There is no evidence that expanding grammar schools will promote social mobility by providing more opportunities for disadvantaged pupils, research from a Durham University academic says.

The varied proportion of grammar school places in local authorities – from 1.4 per cent to 37.4 per cent – has led to imbalanced grammar school opportunities for pupils from different backgrounds.

Pupils in some local authorities (LAs) – which may have fewer grammar school places – need to achieve more than twice the marks at the end of primary school than peers in other local authorities to have any chance of being admitted to a grammar school, the study finds.

Therefore, more advantaged pupils who move outside their home local authority for a place at a grammar school where the competition is less intense will benefit over their peers, the study says.

The report comes after the government announced plans to hand over £50m to existing grammar schools to help create thousands of new places in an effort to boost social mobility.

The funding has been granted despite widespread criticism which highlighted that less than three per cent of pupils in the 163 existing grammar schools in England are eligible for free school meals.

The author of the study, Binwei Lu of Durham University, said: “There is also no evidence that grammar schools can help the poor, as their likelihood of attending such schools is limited.”

The study looked at England’s National Pupil Database – which included more than 600,000 pupils – to show how a child’s chances of going to grammar school varied depending on the local authority in which they lived, their social and ethnic background, and their attainment level at primary school.

“The imbalanced opportunities for grammar school entry among LAs, combined with the freedom to move across LAs for grammar school places, has resulted in different access levels for pupils from different backgrounds,” found the report.

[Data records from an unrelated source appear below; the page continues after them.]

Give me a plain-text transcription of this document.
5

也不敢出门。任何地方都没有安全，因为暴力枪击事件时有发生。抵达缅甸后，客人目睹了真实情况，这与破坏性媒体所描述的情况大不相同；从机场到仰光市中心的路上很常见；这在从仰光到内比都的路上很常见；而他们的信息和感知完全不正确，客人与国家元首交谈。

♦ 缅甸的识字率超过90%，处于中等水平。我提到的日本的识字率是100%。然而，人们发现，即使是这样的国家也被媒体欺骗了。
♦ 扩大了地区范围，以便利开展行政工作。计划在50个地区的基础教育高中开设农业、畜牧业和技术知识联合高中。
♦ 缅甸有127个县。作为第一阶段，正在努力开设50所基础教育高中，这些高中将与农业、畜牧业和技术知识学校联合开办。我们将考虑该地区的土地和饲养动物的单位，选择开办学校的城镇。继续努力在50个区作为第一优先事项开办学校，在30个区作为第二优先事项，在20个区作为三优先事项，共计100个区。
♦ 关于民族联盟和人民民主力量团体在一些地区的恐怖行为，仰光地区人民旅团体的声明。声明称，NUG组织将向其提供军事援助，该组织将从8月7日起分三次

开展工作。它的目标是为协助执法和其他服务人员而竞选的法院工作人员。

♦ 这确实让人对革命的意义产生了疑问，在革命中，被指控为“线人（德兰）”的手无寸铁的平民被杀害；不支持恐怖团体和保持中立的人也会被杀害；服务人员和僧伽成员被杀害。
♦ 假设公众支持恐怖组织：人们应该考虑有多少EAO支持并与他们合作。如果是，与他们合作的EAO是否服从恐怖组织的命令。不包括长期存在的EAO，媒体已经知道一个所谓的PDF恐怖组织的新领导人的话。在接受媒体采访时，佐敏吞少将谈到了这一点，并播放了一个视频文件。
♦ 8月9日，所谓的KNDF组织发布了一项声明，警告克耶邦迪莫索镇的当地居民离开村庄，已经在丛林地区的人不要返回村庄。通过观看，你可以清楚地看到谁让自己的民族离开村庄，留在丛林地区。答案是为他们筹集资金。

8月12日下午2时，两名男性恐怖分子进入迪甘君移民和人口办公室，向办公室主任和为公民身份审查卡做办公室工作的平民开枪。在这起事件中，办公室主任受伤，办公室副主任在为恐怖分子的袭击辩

“This has systematically benefited a group of more advantaged pupils.”

Ms Lu added: “Moving across LAs has become a shortcut for more affluent families to manoeuvre within the selective system, as it is not usually an option for less advantaged ones.

“While it has been frequently mentioned that coaching has given more affluent pupils an unfair advantage in grammar school selection, the result of this study reveals that a simpler but effective action for the rich would be to let their children sit the 11 plus in other LAs with more grammar school opportunities.”

Grammar schools have less than a month to submit bids for the £50m fund – which minister Nick Gibb has said could fund up to 4,000 places a year. Schools will be able to access cash from September.

As part of the bids to government, grammar schools have to set out what action they will take to boost the number of disadvantaged pupils they admit following criticism of a lack of diversity.